DESED_task icon indicating copy to clipboard operation
DESED_task copied to clipboard

Errors when training with multiple gpus

Open mmuguang opened this issue 2 years ago • 17 comments

It worked well when training with single gpu. But an error about batchsampler occurs when using multiple gpus image image

mmuguang avatar Apr 07 '22 11:04 mmuguang

AttributeError: 'ConcatDatasetBatchSampler' object has no attribute 'batch_size'

mmuguang avatar Apr 07 '22 11:04 mmuguang

Hi there, If you don't use the batch_sampler, what happens ? (of course your results won't satisfy, but it is just to get more info about the issue)

turpaultn avatar Apr 08 '22 08:04 turpaultn

It is due to lightning defaulting to Distributed Data Parallel (DDP). You have to do some workarounds to make the custom Sampler work with DDP. Can you try with plain DataParallel ? It works on my side with DataParallel.

Set in the YAML file backend: dp

popcornell avatar Apr 08 '22 12:04 popcornell

Thanks! @popcornell it works after setting backend=dp

mmuguang avatar Apr 08 '22 12:04 mmuguang

There is another problem during validation using 2 gpus. image image

mmuguang avatar Apr 08 '22 13:04 mmuguang

Seems that Lightning does not split the filenames list (it splits however the torch tensor between the GPUs).

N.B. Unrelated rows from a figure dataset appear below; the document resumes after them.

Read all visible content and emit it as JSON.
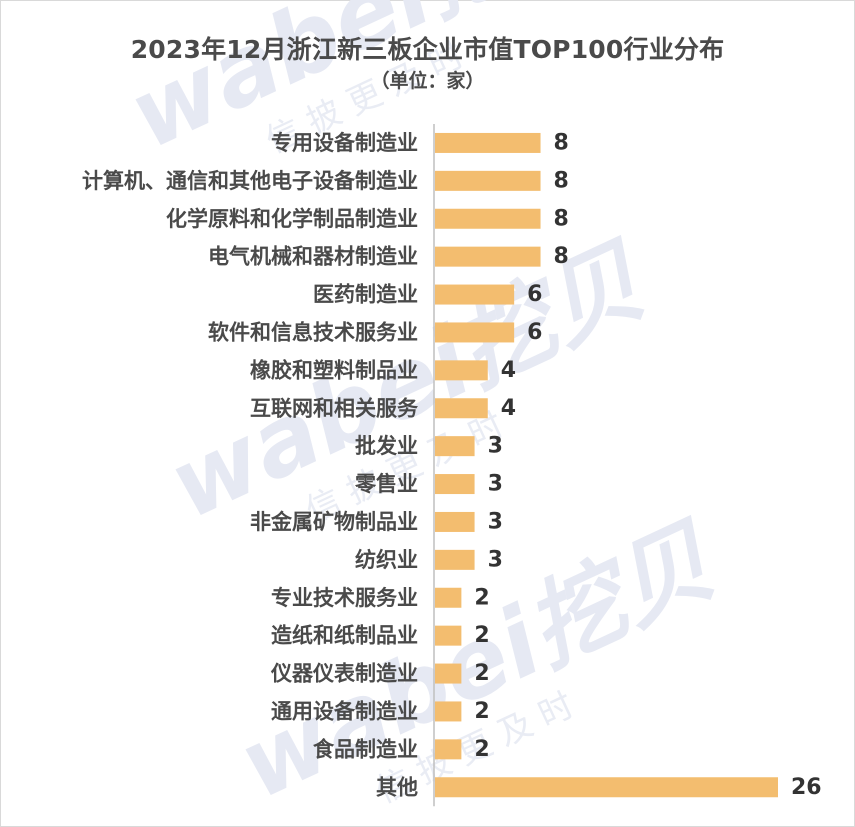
{
  "chart_data": {
    "type": "bar",
    "orientation": "horizontal",
    "title": "2023年12月浙江新三板企业市值TOP100行业分布",
    "subtitle": "（单位：家）",
    "categories": [
      "专用设备制造业",
      "计算机、通信和其他电子设备制造业",
      "化学原料和化学制品制造业",
      "电气机械和器材制造业",
      "医药制造业",
      "软件和信息技术服务业",
      "橡胶和塑料制品业",
      "互联网和相关服务",
      "批发业",
      "零售业",
      "非金属矿物制品业",
      "纺织业",
      "专业技术服务业",
      "造纸和纸制品业",
      "仪器仪表制造业",
      "通用设备制造业",
      "食品制造业",
      "其他"
    ],
    "values": [
      8,
      8,
      8,
      8,
      6,
      6,
      4,
      4,
      3,
      3,
      3,
      3,
      2,
      2,
      2,
      2,
      2,
      26
    ],
    "xlim": [
      0,
      26
    ],
    "grid": false,
    "legend": "none",
    "bar_color": "#f3bd6f",
    "axis_color": "#bfbfbf"
  },
  "watermark": {
    "brand": "wabei挖贝",
    "slogan": "信 披 更 及 时"
  }
}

popcornell avatar Apr 08 '22 13:04 popcornell

Might be a bug of Lightning, I don't know how to fix that easily

popcornell avatar Apr 08 '22 13:04 popcornell

https://github.com/PyTorchLightning/pytorch-lightning/issues/1508 seems we have to rewrite the collate_fn then

popcornell avatar Apr 08 '22 14:04 popcornell

@mmuguang an easy fix is to use batch_size = 1 for validation. But then you would probably run evaluation only every X epochs

popcornell avatar Apr 12 '22 17:04 popcornell

It is not very easy to fix this with Lightning. I tried to use Speechbrain dataio.batch.PaddedBatch collate_fn but it did not work with DP and Lightning. Also we can't encode the paths as strings as they have different length.. too complicated to use a Tokenizer and then decode them IMO. I'll say we go for batch 1 approach with DP and issue a warning.

popcornell avatar Apr 12 '22 17:04 popcornell

@turpaultn opinions on this ?

popcornell avatar Apr 12 '22 17:04 popcornell

@popcornell I have given up using Lightning and rewrite the baseline with pytorch. it can split the filenames and work well with dp . The old version of lightning is so difficult to use.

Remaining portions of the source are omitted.